LSTM models are powerful enough to learn the most important past behaviors and understand whether those past samples are important features in the making prediction process. This could not exposed by the NAR models, which, in spite of its utility in TSF, did not have better results than the RNN proposals. As mentioned, recurrent connections present capacity to memorize nonlinear relations between the samples, which allow to performance the forecasting in a better way. Other aspect for the NAR model is related with the number of neurons in the hidden layer. For both error measures, it was exhibited that with five neurons the models presented the best performance. After this number, the networks showed an overfitting incrementing the error in the test set.

In the specific case of chaotic time series, alternative models have been worked based on other Bayesian proposals. Examples of this, can be seen in [20], where a Bayesian enhanced ensemble approach, or in [21] with a Bayesian enhanced modified proposal, and in [22, 23] with BA extended and BA basic proposals, respectively. In all these models, the results were comparable and lightly under the present ones.

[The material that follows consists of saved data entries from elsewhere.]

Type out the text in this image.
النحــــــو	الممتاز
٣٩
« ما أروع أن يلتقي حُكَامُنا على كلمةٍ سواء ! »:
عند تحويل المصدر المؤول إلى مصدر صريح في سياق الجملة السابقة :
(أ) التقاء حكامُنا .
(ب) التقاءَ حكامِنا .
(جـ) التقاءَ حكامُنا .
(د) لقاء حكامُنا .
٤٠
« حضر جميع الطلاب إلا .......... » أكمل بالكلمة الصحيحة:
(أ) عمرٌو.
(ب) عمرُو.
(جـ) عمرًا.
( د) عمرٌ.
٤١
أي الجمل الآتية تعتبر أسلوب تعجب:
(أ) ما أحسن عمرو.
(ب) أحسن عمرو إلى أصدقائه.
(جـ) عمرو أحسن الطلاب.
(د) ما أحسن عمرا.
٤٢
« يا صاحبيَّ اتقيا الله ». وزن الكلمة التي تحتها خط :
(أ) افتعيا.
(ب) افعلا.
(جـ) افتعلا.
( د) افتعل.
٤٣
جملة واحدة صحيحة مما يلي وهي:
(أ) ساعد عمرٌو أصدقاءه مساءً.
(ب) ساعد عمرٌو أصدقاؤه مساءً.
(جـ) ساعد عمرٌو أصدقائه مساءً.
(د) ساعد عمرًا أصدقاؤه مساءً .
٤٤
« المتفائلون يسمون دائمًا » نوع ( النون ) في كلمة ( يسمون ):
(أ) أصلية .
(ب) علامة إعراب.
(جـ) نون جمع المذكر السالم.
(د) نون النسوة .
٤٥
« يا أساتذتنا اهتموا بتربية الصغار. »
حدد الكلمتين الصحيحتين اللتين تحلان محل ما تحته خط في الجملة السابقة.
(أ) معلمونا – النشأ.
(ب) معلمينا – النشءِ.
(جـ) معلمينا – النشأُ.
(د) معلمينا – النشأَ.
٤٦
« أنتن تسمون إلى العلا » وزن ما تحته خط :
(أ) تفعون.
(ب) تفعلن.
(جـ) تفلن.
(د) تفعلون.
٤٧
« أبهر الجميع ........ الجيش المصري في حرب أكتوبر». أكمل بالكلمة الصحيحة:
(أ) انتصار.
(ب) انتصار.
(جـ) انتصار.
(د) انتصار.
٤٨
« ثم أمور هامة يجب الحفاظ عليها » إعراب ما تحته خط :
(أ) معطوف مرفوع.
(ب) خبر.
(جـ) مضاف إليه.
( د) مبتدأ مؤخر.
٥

The limited amount of available input and a flexible prior over a large space of possible nonlinear models produces significant posterior uncertainty on the dynamics and the global prediction, converging to the long-term mean with large variance. This is due to the poor estimation of the mean error values using so little amount of data. In order to improve the value of the results, more prior information such as the apparent periodicity and trend of the signal must be considered.

6 Conclusions

In this paper, a proposal that includes a Bayesian heuristic approach to optimize the training and architecture of LSTM, allowing modifying its parameters in a better way. For this, the addition of information as the number of feedback layers, past input layers and incorporation of self-adaptive heuristic, adjusts the training process. Furthermore, we have shown that our model yields neural networks with higher prediction capability for time-series data, comparing the performances of the proposed algorithm and the existing one through the numerical experiments, using well-known benchmark series. An alternative proposal based on NAR models was presented with low performance compared to the LSTM ones.